Pensioners have turned out to protest against the taxpayer-funded corporation’s decision to renege on its deal struck with former George Osborne in 2015 to take on the cost of free licences for the over-75s. Members of the National Pensioners’ Convention have taken to the streets of London, Newcastle, Oxford, Norwich, Liverpool, Irvine and Belfast.
Members held banners saying “don’t switch us off” and “government should fund the over 75s TV licence – not the BBC”, while others ripped up their BBC TV licence bills in protest.
Speaking ahead of the rally, general secretary Jan Shortt said: “The free TV licence for all over-75s is a universal entitlement to supplement our poor state pension.
“To force people to find the money to pay for it now, particularly during the pandemic when they rely on their TVs for information, is just cruel.
“That is why the fittest and healthiest of our older members will put on their masks and gloves, and pop sanitiser in their pockets, to join static and socially distanced demonstrations countrywide.”
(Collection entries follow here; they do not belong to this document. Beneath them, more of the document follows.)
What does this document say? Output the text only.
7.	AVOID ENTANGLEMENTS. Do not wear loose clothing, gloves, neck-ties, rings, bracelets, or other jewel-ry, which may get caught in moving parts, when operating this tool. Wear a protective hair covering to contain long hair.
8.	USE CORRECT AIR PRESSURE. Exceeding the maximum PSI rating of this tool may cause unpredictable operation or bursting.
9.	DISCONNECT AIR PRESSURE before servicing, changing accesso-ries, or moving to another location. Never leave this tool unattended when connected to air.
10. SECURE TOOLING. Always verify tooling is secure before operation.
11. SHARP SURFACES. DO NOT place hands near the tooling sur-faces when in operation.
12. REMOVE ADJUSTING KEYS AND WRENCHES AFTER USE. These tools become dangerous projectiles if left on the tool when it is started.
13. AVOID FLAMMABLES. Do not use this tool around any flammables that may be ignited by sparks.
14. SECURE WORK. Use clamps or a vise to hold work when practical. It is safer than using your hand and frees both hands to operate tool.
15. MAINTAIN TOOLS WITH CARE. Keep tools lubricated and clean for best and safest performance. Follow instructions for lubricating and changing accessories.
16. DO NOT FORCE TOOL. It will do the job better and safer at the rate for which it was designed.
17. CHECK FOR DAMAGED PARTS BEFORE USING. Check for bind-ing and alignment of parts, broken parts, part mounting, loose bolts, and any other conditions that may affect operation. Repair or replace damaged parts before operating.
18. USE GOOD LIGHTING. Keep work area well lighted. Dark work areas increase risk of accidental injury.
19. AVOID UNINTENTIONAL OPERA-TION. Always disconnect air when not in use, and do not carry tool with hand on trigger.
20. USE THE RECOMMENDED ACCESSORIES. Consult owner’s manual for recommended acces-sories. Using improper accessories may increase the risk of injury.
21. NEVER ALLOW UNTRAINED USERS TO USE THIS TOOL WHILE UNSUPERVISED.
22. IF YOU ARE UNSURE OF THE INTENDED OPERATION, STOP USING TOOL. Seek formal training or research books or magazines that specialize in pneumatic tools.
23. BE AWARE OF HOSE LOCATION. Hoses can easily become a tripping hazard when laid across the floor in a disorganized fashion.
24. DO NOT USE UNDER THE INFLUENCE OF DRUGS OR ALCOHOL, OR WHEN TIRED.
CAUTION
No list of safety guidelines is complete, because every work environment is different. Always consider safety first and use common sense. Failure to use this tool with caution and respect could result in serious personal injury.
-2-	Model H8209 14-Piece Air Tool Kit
Part of the 2015 deal was for the government to block legislation brought forward by Tory MP Andrew Bridgen to decriminalise the licence fee which had won backing in Parliament.
The announcement that 3 million over-75s will be forced to pay and could also be dragged through the courts and sent to prison has heightened demands that the government decriminalises non-payment.
The free licences for over-75s had been due to end on June 1 but this was delayed by the coronavirus pandemic.
However, from August 1, viewers aged 75-plus, who currently qualify for a free TV licence, will have to pay £157.50 unless they get Pension Credit.
Around 900,000 people receive the credit yet 600,000 more are eligible and don’t claim it.